Governor Gavin Newsom recently signed an executive order that will prohibit the sales of gasoline-powered vehicles. Under the order, all new passenger vehicles will have to be zero-emission by 2035. The order also calls for all medium- and heavy-duty vehicles to be zero-emission by 2045. All off-road vehicles and equipment such as tractors will transition to zero-emission by 2035 where feasible. The California Air Resources Board will be in charge of carrying out the executive order. The order issued on September 23 is already generating significant concern within the agricultural industry.
“Kicking this mandate to a regulatory agency which bypasses the authority of a state legislature, should be offensive to any state legislator and citizen who believes California should still have a representative form of government,” said Jamie Johansson, California Farm Bureau Federation President. “When you have this number of executive orders and one of this magnitude, you do really feel left out of the process and it isn’t a way to run the state.”

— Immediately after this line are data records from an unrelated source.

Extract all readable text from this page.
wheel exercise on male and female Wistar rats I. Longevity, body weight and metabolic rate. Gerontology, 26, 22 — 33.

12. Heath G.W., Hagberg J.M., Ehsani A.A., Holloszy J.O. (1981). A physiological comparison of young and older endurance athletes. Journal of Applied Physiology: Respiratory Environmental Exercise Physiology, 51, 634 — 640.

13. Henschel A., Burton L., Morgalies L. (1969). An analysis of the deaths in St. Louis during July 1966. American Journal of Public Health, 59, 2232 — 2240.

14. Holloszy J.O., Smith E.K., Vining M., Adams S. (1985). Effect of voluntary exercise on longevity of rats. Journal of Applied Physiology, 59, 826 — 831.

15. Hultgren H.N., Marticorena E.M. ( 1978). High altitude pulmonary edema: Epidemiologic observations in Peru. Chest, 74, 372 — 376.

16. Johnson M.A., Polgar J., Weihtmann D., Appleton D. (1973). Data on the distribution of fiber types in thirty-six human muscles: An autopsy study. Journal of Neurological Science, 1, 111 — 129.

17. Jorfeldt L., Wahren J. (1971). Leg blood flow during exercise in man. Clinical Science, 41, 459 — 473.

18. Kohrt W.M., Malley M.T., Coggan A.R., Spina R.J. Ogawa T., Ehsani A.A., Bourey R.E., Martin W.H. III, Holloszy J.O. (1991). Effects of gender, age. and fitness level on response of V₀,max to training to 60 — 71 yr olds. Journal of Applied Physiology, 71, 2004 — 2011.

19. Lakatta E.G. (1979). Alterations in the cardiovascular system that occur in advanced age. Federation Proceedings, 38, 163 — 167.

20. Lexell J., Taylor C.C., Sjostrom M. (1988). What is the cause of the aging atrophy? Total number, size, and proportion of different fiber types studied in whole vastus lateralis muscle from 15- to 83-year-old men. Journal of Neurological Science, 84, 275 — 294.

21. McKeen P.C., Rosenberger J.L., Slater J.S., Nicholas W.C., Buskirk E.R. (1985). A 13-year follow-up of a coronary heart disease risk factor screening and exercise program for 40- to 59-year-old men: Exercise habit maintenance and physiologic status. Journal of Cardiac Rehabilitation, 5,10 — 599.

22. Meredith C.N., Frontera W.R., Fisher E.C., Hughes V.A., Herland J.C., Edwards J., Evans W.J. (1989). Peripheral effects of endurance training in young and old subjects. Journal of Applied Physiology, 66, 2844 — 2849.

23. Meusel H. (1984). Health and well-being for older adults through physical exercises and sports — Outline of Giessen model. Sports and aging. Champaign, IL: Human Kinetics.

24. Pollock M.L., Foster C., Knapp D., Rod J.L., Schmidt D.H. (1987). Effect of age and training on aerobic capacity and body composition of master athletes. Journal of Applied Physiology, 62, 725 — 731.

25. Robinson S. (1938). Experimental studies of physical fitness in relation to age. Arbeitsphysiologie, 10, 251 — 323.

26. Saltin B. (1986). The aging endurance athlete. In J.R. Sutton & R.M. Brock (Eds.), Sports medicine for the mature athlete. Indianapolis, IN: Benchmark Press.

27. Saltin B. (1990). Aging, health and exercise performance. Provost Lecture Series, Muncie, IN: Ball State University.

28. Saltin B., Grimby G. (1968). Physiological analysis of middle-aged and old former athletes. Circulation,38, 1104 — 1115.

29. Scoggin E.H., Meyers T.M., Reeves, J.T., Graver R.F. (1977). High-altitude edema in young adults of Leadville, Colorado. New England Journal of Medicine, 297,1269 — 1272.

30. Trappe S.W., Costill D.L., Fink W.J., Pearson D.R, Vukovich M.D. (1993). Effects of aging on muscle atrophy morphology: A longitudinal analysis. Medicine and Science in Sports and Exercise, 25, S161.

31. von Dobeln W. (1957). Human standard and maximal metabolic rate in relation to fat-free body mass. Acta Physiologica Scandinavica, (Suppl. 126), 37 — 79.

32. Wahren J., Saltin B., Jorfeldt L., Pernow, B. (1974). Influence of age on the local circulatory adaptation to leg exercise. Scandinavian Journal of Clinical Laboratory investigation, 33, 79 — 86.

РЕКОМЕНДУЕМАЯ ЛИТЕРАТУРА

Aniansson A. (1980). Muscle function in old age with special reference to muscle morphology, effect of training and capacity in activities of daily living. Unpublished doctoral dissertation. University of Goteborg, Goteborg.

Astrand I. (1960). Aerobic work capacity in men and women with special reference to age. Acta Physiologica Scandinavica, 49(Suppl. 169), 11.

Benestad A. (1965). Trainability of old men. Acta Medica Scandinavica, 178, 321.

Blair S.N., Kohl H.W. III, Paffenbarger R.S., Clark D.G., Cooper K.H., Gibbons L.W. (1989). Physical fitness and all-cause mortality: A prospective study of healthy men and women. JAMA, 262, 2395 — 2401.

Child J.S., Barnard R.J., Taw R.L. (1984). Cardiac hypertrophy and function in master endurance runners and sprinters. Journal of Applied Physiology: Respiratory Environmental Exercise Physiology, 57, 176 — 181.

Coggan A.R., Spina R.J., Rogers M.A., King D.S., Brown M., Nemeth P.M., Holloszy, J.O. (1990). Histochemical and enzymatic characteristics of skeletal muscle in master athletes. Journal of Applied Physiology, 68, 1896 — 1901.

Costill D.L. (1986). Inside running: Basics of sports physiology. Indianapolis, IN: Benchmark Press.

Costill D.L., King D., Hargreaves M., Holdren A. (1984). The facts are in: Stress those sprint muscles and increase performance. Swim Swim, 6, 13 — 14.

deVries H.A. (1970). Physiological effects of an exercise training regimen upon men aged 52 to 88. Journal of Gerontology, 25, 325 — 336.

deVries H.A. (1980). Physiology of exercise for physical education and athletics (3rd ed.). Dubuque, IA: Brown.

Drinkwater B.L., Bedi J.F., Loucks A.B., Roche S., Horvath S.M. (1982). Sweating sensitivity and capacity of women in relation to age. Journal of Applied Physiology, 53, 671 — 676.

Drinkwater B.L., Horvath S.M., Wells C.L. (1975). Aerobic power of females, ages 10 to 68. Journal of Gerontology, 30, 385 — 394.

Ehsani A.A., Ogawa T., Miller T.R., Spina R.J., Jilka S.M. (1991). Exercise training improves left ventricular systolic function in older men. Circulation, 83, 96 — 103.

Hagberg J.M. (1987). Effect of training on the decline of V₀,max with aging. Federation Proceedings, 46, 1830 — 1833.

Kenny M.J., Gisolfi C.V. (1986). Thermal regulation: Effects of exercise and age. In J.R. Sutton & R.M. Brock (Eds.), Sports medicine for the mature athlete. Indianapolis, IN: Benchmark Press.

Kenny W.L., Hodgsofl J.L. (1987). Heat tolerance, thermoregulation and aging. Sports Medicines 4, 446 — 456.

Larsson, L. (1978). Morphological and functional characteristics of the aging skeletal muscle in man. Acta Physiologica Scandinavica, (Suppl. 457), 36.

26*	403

While 2020 is an atypical year, Governor Newsom has issued nearly 50 executive orders. Johansson explained that the timing of the latest executive order is puzzling, given the current state of affairs. California is facing a multi-trillion-dollar deficit as the state continues to navigate COVID-19 challenges. Johansson said that a mandate on the sales of gasoline-powered vehicles may not be the most pressing issue. “Unprecedented wildfires, homelessness, housing, you name it, California’s experienced it. So why this and why now?” Johansson asked.
Governor Newsom cited transportation for more than 50 percent of California’s greenhouse gas (GHG) emissions. In the announcement of the order, the Newsom administration believes the move would reduce GHG emissions by 35 percent. There are no projections on the impact the order will have or will cost Californians to implement.
“I guess one of the goals of getting less cars on the road is less people living in California,” Johansson noted. “Again, it’s a piling on of unaffordability in California and it really is sad for those of us who know what California can do and the economic engine that it can be.”